I’ve never heard a Seattle Chamber Music Society concert more satisfying than this one, perhaps because we don’t have much chamber music on this level in the winter here (with the exception of the UW World Series) nor much in an intimate venue. Thursday’s concert at Nordstrom Recital Hall, the opening of SCMS’ Winter Festival, hit the ear with particular effect.

As pianist Anna Polonsky mentioned to the capacity audience, Nordstrom is where the summer festival relocates to this coming July, and while the charm of the Lakeside School ambience will be gone (anyone going to picnic out among the traffic noises or on the floor of the Nordstrom lobby?), those listening last night were reminded that this is what it will sound like in July as well, and by any standards it was great.

For the first time that I remember at the start of a season, artistic director Toby Saks did not come out on stage to welcome the audence, though she was present. Instead she handed it over to Polansky as she came out with the other performers for the first work, a comfortably informal approach.

Violinist Lily Francis and cellist Robert deMaine joined her in playing the Trio in C Minor by a 16-year-old Shostakovich. It’s a fascinating piece in one long movement, substantial in content, in which the future Shostakovich hallmarks are already coming to the fore: the quirkiness, the dissonant, unexpected harmonies cutting in, a spooky feel. At the same time he switches back and forth from this to a typical tonal Russian style, at one point pure Rachmaninoff in its lush romanticism.

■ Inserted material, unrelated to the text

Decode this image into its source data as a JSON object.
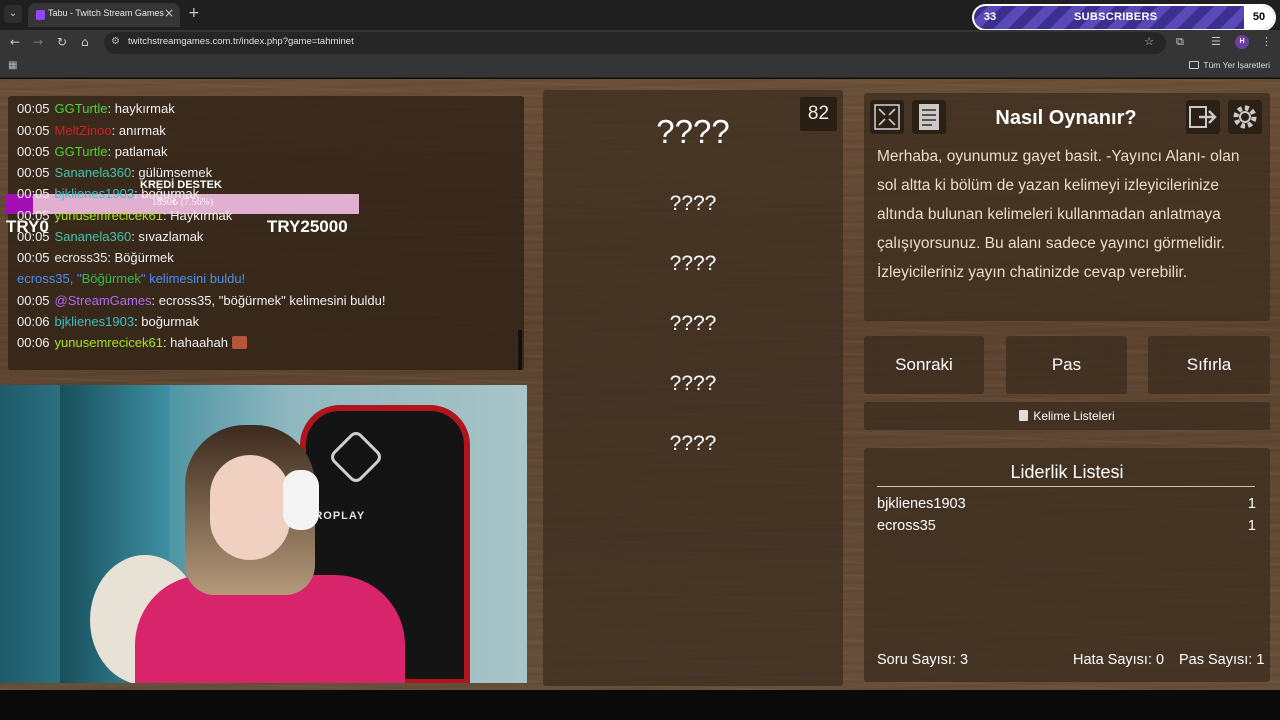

The players, as happened all evening, were completely attuned to each other, with the teenage emotions, peaceful one moment, passionate the next, wild, furious, with angst, all brought out in the music. Knowing how Shostakovich’s path developed musically in later years, it was of particular interest to hear this early work in such an excellent performance.

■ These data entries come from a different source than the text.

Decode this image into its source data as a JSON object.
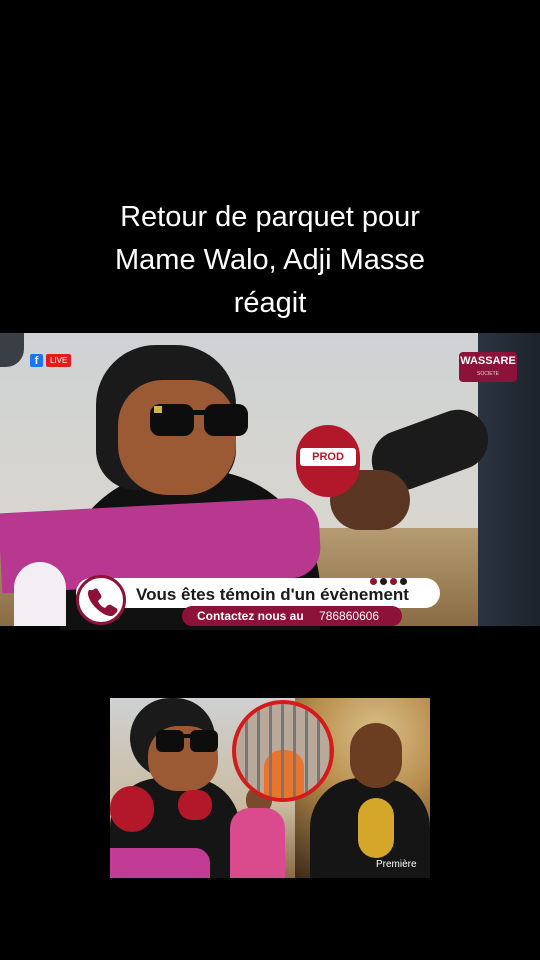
{
  "caption": {
    "line1": "Retour de parquet pour",
    "line2": "Mame Walo, Adji Masse",
    "line3": "réagit"
  },
  "video": {
    "live_label": "LIVE",
    "facebook_letter": "f",
    "brand": "WASSARE",
    "brand_sub": "SOCIETE",
    "mic_label": "PROD",
    "banner_text": "Vous êtes témoin d'un évènement",
    "contact_label": "Contactez nous au",
    "contact_number": "786860606",
    "phone_icon": "phone-icon"
  },
  "thumbnail": {
    "overlay_text": "Première"
  },
  "colors": {
    "background": "#000000",
    "brand": "#8c1239",
    "live": "#e21b1b",
    "facebook": "#1877f2"
  }
}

Pianist Alon Goldstein also spoke before the performance of Schumann’s Trio in D Minor for violin, cello and piano, putting it in context. Earlier, instead of the preconcert recital, he gave an illustrated lecture on Schumann whose 200th birthday is this year. Goldstein, violinist Ilya Kaler and cellist Amit Peled are performing all three of Schumann’s trios in the festival. Kaler is new to SCMS but not new to Seattle. Those who remember the International Chamber Music Festival here in the 1990s may remember him as concertmaster of the European orchestra brought here by Dmitry Sitkovetsky, and he is a frequent chamber music collaborator with Goldstein and Peled.

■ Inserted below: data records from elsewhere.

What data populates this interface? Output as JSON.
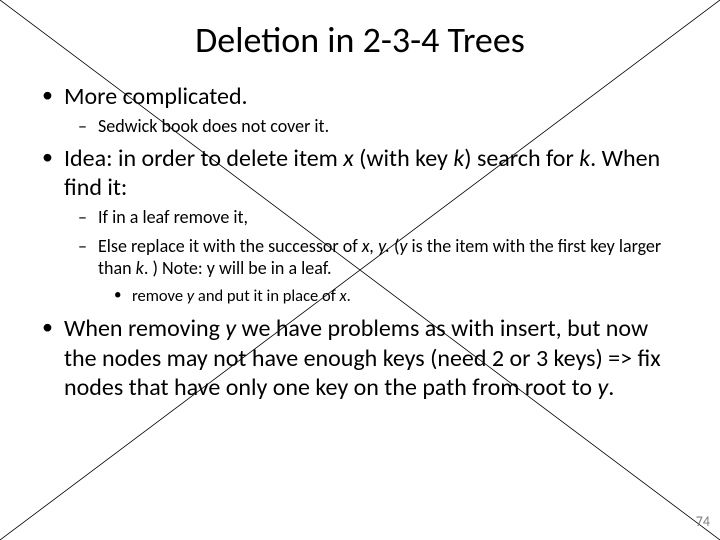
{
  "title": "Deletion in 2-3-4 Trees",
  "bullets": {
    "b1": "More complicated.",
    "b1_1": "Sedwick book does not cover it.",
    "b2_pre": "Idea: in order to delete item ",
    "b2_x": "x",
    "b2_mid": " (with key ",
    "b2_k": "k",
    "b2_post1": ") search for ",
    "b2_k2": "k",
    "b2_post2": ". When find it:",
    "b2_1": "If in a leaf remove it,",
    "b2_2_pre": "Else replace it with the successor of ",
    "b2_2_x": "x, y.",
    "b2_2_mid": " (",
    "b2_2_y": "y",
    "b2_2_post1": " is the item with the first key larger than ",
    "b2_2_k": "k",
    "b2_2_post2": ". ) Note: y will be in a leaf.",
    "b2_2_1_pre": "remove ",
    "b2_2_1_y": "y",
    "b2_2_1_mid": " and put it in place of ",
    "b2_2_1_x": "x",
    "b2_2_1_post": ".",
    "b3_pre": "When removing ",
    "b3_y": "y",
    "b3_mid": " we have problems as with insert, but now the nodes may not have enough keys (need 2 or 3 keys) => fix nodes that have only one key on the path from root to ",
    "b3_y2": "y",
    "b3_post": "."
  },
  "page_number": "74"
}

The sweep of the trio allows plenty of work for violin and cello but this is a pianist’s piece. The three played with intensity and passion, urgency and propulsion, with a gentle mourning feel to the slow movement, where Kaler’s warm silken tone shone, and happiness in the last. There was complete silence in the audience between movements, intent on the compelling performance.

Elgar’s Quintet in A Minor completed the concert, played by violinists Erin Keefe and Amy Schwartz Moretti, violist Richard O’Neill, cellist Bion Tsang and pianist William Wolfram. Only here did Nordstrom’s problematic acoustics rear their head.

While performers love to play here as they can hear each other so well, the dry acoustics tend to sabotage any loud, high, intense playing on the violins as heard by the audience. Keefe, as first violin here, had plenty of this to contend with and all through the performance, her high notes had a screaming quality that detracted from the whole.

It’s to be hoped that all the first violins in the festival weeks here now and in the summer are alerted to this so they can be wary of it.

Otherwise, this was vintage Elgar, one of his last works, and played with the robust richness it deserved.